24.Bölüm

502 26 0
                                    

Tamam. Gerilecek hiçbir şey yok. İnanılmaz yakışıklı futbol takımında çok sevilen on birinci sınıfların en sert tipli çocuğuyla dün gece mesajlaşmam dışında hiçbir şey yok.

Tamam. Alp Kutluer tam olarak mesaj atmasını bekleyeceğim bir tip değildi. Sanki bir şey diyecekse gidip yüzüne söyleyecek bir tip gibiydi.

Ama dün gece ödev yaptığım sırada birden Selam yazan oydu. Ben neden geriliyordum?

Allah aşkına ödev yapıyordum ya! İnanılmaz yavaş ilerleyen biyoloji öğretmenimizin organeller hakkında verdiği saçma sapan bir ödevdi ve nefret ede ede yapmıştım.

Hoş Alp'in dediğine göre o kadın herkese aynı ödevi veren biriymiş.

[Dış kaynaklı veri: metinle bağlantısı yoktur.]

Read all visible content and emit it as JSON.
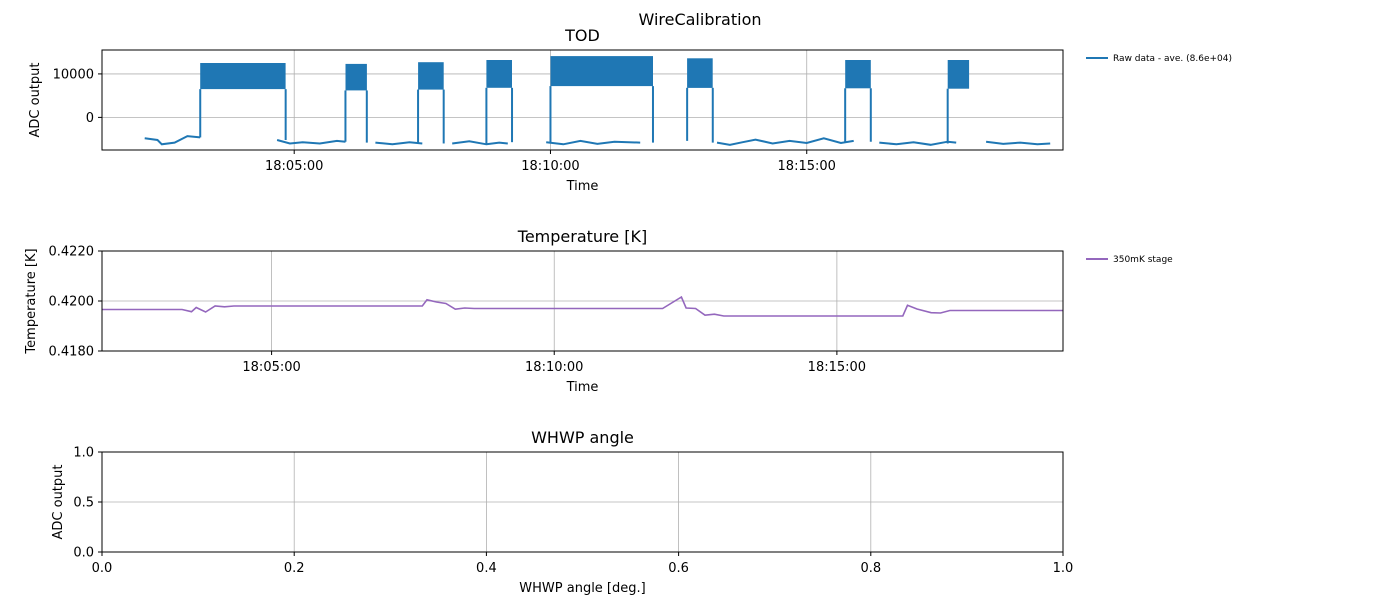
{
  "figure": {
    "suptitle": "WireCalibration"
  },
  "chart_data": [
    {
      "type": "line",
      "title": "TOD",
      "xlabel": "Time",
      "ylabel": "ADC output",
      "xlim": [
        "18:01:15",
        "18:20:00"
      ],
      "ylim": [
        -7500,
        15500
      ],
      "xticks": [
        "18:05:00",
        "18:10:00",
        "18:15:00"
      ],
      "yticks": [
        0,
        10000
      ],
      "ytick_labels": [
        "0",
        "10000"
      ],
      "grid": true,
      "legend_position": "outside-top-right",
      "series": [
        {
          "name": "Raw data - ave. (8.6e+04)",
          "color": "#1f77b4",
          "style": "dense-oscillation",
          "baseline_segments": [
            {
              "t": [
                "18:02:05",
                "18:02:20",
                "18:02:25",
                "18:02:40",
                "18:02:55",
                "18:03:10"
              ],
              "y": [
                -4800,
                -5200,
                -6200,
                -5800,
                -4300,
                -4600
              ]
            },
            {
              "t": [
                "18:04:40",
                "18:04:55",
                "18:05:10",
                "18:05:30",
                "18:05:50",
                "18:06:00"
              ],
              "y": [
                -5200,
                -6000,
                -5700,
                -6000,
                -5400,
                -5600
              ]
            },
            {
              "t": [
                "18:06:35",
                "18:06:55",
                "18:07:15",
                "18:07:30"
              ],
              "y": [
                -5800,
                -6200,
                -5700,
                -6000
              ]
            },
            {
              "t": [
                "18:08:05",
                "18:08:25",
                "18:08:45",
                "18:09:00",
                "18:09:10"
              ],
              "y": [
                -6000,
                -5500,
                -6200,
                -5800,
                -6000
              ]
            },
            {
              "t": [
                "18:09:55",
                "18:10:15",
                "18:10:35",
                "18:10:55",
                "18:11:15",
                "18:11:45"
              ],
              "y": [
                -5700,
                -6200,
                -5400,
                -6100,
                -5600,
                -5800
              ]
            },
            {
              "t": [
                "18:13:15",
                "18:13:30",
                "18:13:45",
                "18:14:00",
                "18:14:20",
                "18:14:40",
                "18:15:00",
                "18:15:20",
                "18:15:40",
                "18:15:55"
              ],
              "y": [
                -5800,
                -6300,
                -5700,
                -5100,
                -6000,
                -5400,
                -5900,
                -4800,
                -5900,
                -5400
              ]
            },
            {
              "t": [
                "18:16:25",
                "18:16:45",
                "18:17:05",
                "18:17:25",
                "18:17:45",
                "18:17:55"
              ],
              "y": [
                -5800,
                -6200,
                -5700,
                -6300,
                -5600,
                -5800
              ]
            },
            {
              "t": [
                "18:18:30",
                "18:18:50",
                "18:19:10",
                "18:19:30",
                "18:19:45"
              ],
              "y": [
                -5600,
                -6100,
                -5800,
                -6200,
                -6000
              ]
            }
          ],
          "active_blocks": [
            {
              "start": "18:03:10",
              "end": "18:04:50",
              "low": 6500,
              "high": 12500
            },
            {
              "start": "18:06:00",
              "end": "18:06:25",
              "low": 6200,
              "high": 12300
            },
            {
              "start": "18:07:25",
              "end": "18:07:55",
              "low": 6400,
              "high": 12700
            },
            {
              "start": "18:08:45",
              "end": "18:09:15",
              "low": 6800,
              "high": 13200
            },
            {
              "start": "18:10:00",
              "end": "18:12:00",
              "low": 7200,
              "high": 14100
            },
            {
              "start": "18:12:40",
              "end": "18:13:10",
              "low": 6800,
              "high": 13600
            },
            {
              "start": "18:15:45",
              "end": "18:16:15",
              "low": 6700,
              "high": 13200
            },
            {
              "start": "18:17:45",
              "end": "18:18:10",
              "low": 6600,
              "high": 13200
            }
          ]
        }
      ]
    },
    {
      "type": "line",
      "title": "Temperature [K]",
      "xlabel": "Time",
      "ylabel": "Temperature [K]",
      "xlim": [
        "18:02:00",
        "18:19:00"
      ],
      "ylim": [
        0.418,
        0.422
      ],
      "xticks": [
        "18:05:00",
        "18:10:00",
        "18:15:00"
      ],
      "yticks": [
        0.418,
        0.42,
        0.422
      ],
      "ytick_labels": [
        "0.4180",
        "0.4200",
        "0.4220"
      ],
      "grid": true,
      "legend_position": "outside-top-right",
      "series": [
        {
          "name": "350mK stage",
          "color": "#9467bd",
          "t": [
            "18:02:00",
            "18:03:25",
            "18:03:35",
            "18:03:40",
            "18:03:50",
            "18:04:00",
            "18:04:10",
            "18:04:20",
            "18:07:40",
            "18:07:45",
            "18:07:55",
            "18:08:05",
            "18:08:15",
            "18:08:25",
            "18:08:35",
            "18:11:55",
            "18:12:15",
            "18:12:20",
            "18:12:30",
            "18:12:40",
            "18:12:50",
            "18:13:00",
            "18:16:10",
            "18:16:15",
            "18:16:25",
            "18:16:40",
            "18:16:50",
            "18:17:00",
            "18:19:00"
          ],
          "y": [
            0.41966,
            0.41966,
            0.41957,
            0.41974,
            0.41956,
            0.4198,
            0.41977,
            0.4198,
            0.4198,
            0.42005,
            0.41996,
            0.4199,
            0.41967,
            0.41972,
            0.4197,
            0.4197,
            0.42016,
            0.41972,
            0.4197,
            0.41943,
            0.41947,
            0.4194,
            0.4194,
            0.41983,
            0.41968,
            0.41953,
            0.41952,
            0.41962,
            0.41962
          ]
        }
      ]
    },
    {
      "type": "line",
      "title": "WHWP angle",
      "xlabel": "WHWP angle [deg.]",
      "ylabel": "ADC output",
      "xlim": [
        0,
        1
      ],
      "ylim": [
        0,
        1
      ],
      "xticks": [
        0,
        0.2,
        0.4,
        0.6,
        0.8,
        1.0
      ],
      "xtick_labels": [
        "0.0",
        "0.2",
        "0.4",
        "0.6",
        "0.8",
        "1.0"
      ],
      "yticks": [
        0,
        0.5,
        1.0
      ],
      "ytick_labels": [
        "0.0",
        "0.5",
        "1.0"
      ],
      "grid": true,
      "series": []
    }
  ]
}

Evet biraz fazla konuşmuştuk. Ama sürekli konu açıp durmuştu ve biraz da cevap vermek istemiştim işte. Çünkü Alp'ti. Alp Kutluer. Beni nerede görmüş ve nereden adımı öğrenmiş bilmesem de gecenin bir vakti selam yazıp sabah dörde kadar benimle konuşmuştu işte.

Aslında devam ederdi. Sadece okul var uyu deyip o bitirmişti konuşmayı. Bir de telefonumu şarjda kullanmaktan inanılmaz ısınmıştı elimde.

"Günaydın." dedi sınıfa girdiğim an en önde oturan Meriç.

"Günaydın." derken gülümsedim. Sınıfımı seviyordum. Herkes iyiydi birbirine karşı. Küçük pamuk şeker diyarı falan gibiydik.

"Ödevi yaptın mı Arden?" dedi ben sırama geçtiğimde arka taraftaki Nisa. İlk ders fizikti. Ne ödevi vardı ki?

"Ne ödevi?"

"Verdiği beş test." dedi Nisa. Kaşlarımı çattım. Sınıf grubuna yollanan testleri çıkarmamıştım bile.

"Yapmadım." dedim şaşkınca. O an telefonuma bir mesaj geldi. Ekrana baktım. Alp'ten gelen Instagram mesajını görünce ise gözlerim büyüdü.

Mesajda önce günaydın yazıyordu. Peşinden de nerede olduğum.

Hızlıca ekranı açıp ona bir günaydın yazdım ve sonra da sınıftayım diye cevap verdim. Ekranı kapatırken hocaya söyleyeceğim yalanı düşünüyordum. En mantıklısı yaptım ama evde kaldı falandı. Hiçbir şekilde ödevi elime geçiremezdim. Çıkartmamıştım bile. Sınıftan birinden alıp fotokopi çekmeme de izin vermezdi fotokopi odasındaki kadın.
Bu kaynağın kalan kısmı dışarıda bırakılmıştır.